Let's see those crucial facts:
A 1960 Topps rookie card of Frank "Hondo" Howard.
A 1940 Play Ball card of Hall of Famer Waite Hoyt, who is known for starring for the Yankees during their Murderer's Row run in the 1920s. Yet, this card shows him with the Brooklyn Dodgers. Hoyt played but six games for the Dodgers during the very end of his career.
Isn't that card the coolest? I mean just for the stirrups alone.
However, this card wasn't the coolest one in the package.
Presenting ...
A 1953 Campy????????
Yup. That's one of those right there. And it's in as fine of shape as I could ever have dreamed.
When it slipped out of the stack of cards in the envelope, it caused me to smile immediately and I thought, as I always do when a card like this shows up unannounced, "you've got to be kidding me here."

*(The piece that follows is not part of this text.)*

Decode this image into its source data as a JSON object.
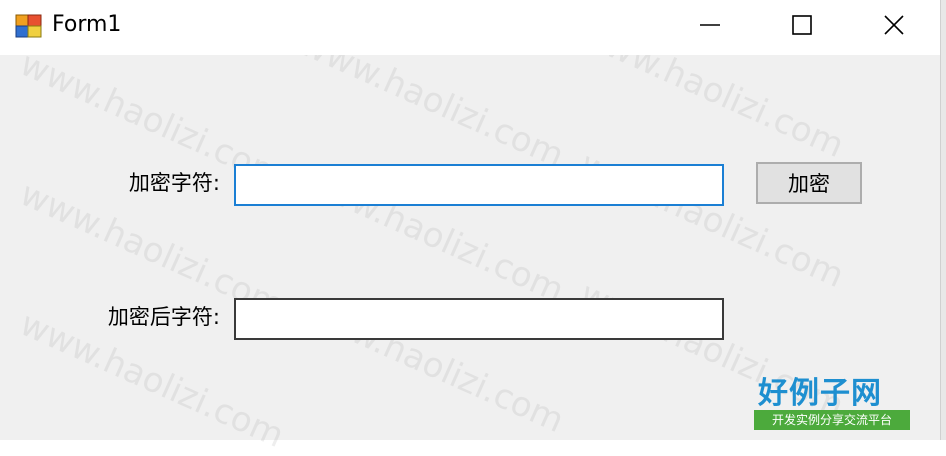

But I have received so many of these cards over the years, from readers without a blog, that I can't say I'm surprised anymore.
Instead I am trying to figure out how it is that these collectors without blogs can send cards like this.
And then it occurred to me:
They can get cards like this because they don't blog!
We're too busy blogging to find these cards! Every day I think, "Well do I shop for cards or do I blog? Do I compile trade packages or do I blog?" You know what wins 90 percent of the time?" Blogging! I guess I find it comforting or something.
I'm kind of kidding here, but there must be something to it. I do wonder how much more time I could devote to the collection if I didn't blog. If I was "just" a reader. Just imagine all that extra time to search for cards.
However, that's not going to happen. At least not anytime soon.
But if someone without a blog sends me a 1952 Jackie Robinson, that's it. I quit.
Comments
In some ways this can be a good thing. I think blogging makes you slow down a little bit and I don't spend quite as much on cards. And pay more attention to them.
"Schoolboy" is fantastic!
I've never seen an '87 Gibson either, and I would actually have pulled that one aside from the 500 or so 87s that live in a shoe-box I own. Those dang things keep coming out of the woodwork in desirable slices and I hate the woodwork.